Firm's can now find out how environmentally friendly their software is thanks to a new Green IT index

New index assesses green credentials of software

A new index designed to help companies identify environmentally sustainable software, has been launched today.

Software analysis and measurement technology provider CAST’s Green IT Index uses standard rules of software quality to identify poor architectural and coding practices that are known to waste resources and measure the extent to which applications are affected by these problems.

The index is expressed as a number between 1 and 4, with a score of 4 indicating that an application does not violate any of the standard programming rules CAST applies to evaluate the environmental sustainability of software.

A study conducted on the company’s database of more than 1,800 enterprise applications from around the world found that the average score was 2.63, with some applications clocking up more than 200,000 violations. Only 2.5 per cent of applications analysed scored 3.9 or higher.

“To date, much of ‘green IT’ has focused on hardware, because the environmental impact of software has been very hard to measure,” said Lev Lesokhin, CAST’s executive vice president of strategy and market development.

“With the new Green IT Index, CIOs can now for the first time objectively measure how the performance of each application affects their carbon footprint, and ultimately, their bottom line.”

Users of the firm’s Application Intelligence Platform now have the option to add a Green IT Index to the service’s application analytics dashboard allowing them to monitor the environmental effects of their application portfolio in real time.

According to CAST, the most significant inefficiencies result from very large enterprise software with components that interact through multiple layers of technology making it difficult for individual developers to know how the code they modified or introduced affects the overall efficiency and robustness of the application.

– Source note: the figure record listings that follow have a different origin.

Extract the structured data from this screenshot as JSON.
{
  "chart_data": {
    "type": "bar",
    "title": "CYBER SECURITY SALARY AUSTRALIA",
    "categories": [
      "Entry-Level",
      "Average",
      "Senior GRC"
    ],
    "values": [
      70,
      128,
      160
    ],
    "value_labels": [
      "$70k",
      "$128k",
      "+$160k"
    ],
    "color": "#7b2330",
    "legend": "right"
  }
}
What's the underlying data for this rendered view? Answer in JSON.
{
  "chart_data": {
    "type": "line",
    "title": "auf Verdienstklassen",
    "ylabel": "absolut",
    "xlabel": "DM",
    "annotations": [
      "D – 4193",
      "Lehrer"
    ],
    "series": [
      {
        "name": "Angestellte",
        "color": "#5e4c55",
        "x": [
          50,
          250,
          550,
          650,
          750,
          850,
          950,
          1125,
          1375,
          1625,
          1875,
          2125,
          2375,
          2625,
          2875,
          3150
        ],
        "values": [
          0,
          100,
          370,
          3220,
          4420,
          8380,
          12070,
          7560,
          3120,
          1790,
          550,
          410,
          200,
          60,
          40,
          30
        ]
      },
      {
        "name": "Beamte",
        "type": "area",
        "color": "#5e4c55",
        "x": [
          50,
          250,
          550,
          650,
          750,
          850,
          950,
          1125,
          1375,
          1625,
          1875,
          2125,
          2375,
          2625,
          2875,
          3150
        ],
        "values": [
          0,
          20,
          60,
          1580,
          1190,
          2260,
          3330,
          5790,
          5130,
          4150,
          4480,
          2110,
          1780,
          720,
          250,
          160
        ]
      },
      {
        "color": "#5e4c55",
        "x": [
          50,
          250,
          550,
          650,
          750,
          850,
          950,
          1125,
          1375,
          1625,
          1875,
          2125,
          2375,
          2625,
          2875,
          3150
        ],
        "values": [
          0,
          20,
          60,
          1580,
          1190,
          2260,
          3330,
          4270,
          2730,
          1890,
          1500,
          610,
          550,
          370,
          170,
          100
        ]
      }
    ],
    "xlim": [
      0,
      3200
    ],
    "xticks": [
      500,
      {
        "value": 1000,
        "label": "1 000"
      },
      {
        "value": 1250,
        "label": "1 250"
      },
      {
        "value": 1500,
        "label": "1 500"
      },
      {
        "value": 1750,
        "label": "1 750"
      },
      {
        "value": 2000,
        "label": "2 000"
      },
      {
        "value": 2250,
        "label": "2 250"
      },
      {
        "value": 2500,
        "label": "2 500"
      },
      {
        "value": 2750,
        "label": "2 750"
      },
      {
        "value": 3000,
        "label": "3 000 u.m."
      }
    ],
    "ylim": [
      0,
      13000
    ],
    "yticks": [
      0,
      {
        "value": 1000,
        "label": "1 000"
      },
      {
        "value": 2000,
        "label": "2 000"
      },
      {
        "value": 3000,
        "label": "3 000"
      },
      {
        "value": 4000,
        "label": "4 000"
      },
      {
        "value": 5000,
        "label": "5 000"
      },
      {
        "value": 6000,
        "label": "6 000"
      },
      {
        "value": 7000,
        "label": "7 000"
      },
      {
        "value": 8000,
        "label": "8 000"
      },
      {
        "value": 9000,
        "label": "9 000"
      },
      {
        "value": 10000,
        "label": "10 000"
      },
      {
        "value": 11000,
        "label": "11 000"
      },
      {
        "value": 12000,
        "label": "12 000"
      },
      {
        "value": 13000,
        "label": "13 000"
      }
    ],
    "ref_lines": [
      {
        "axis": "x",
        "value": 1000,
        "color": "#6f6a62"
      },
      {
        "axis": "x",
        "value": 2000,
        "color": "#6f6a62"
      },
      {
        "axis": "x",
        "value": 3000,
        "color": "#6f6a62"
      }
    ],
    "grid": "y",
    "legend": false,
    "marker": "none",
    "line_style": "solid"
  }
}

This lack of visibility to overall software system impact is further exacerbated by the trend of deploying service-oriented architecture, which introduces even more layers of abstraction.

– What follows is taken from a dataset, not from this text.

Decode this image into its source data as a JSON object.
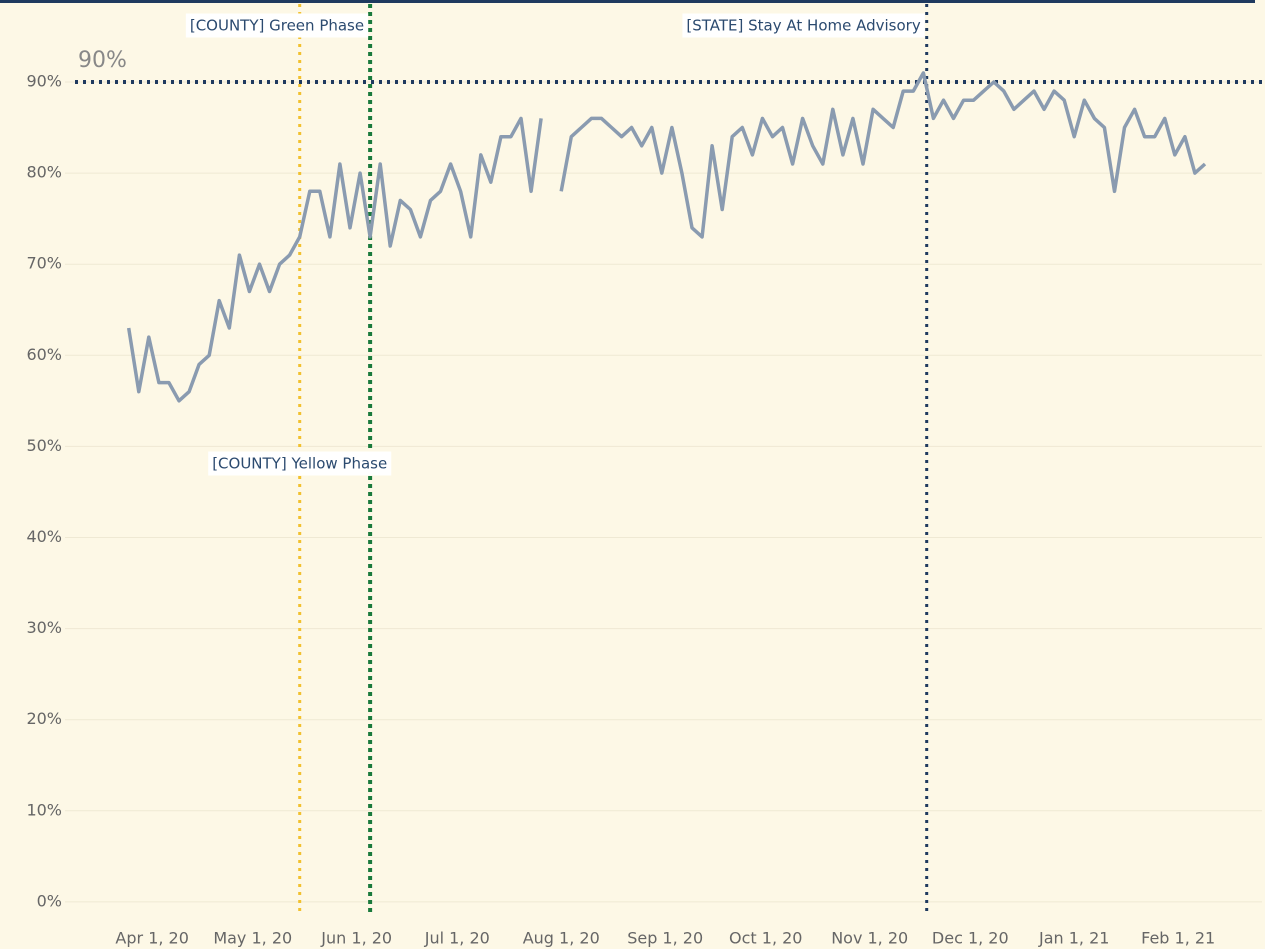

The impact of software’s energy consumption differs depending on hardware, operating system configuration, and programming languages used, according to CAST, but the impact will still be noticeable.

“Inefficient programming uses hardware resources wastefully, even causing outages. This can impact a firm’s carbon footprint in a significant way, especially when it happens repeatedly,” said Olivier Bonsignour, CAST’s senior vice president of product development.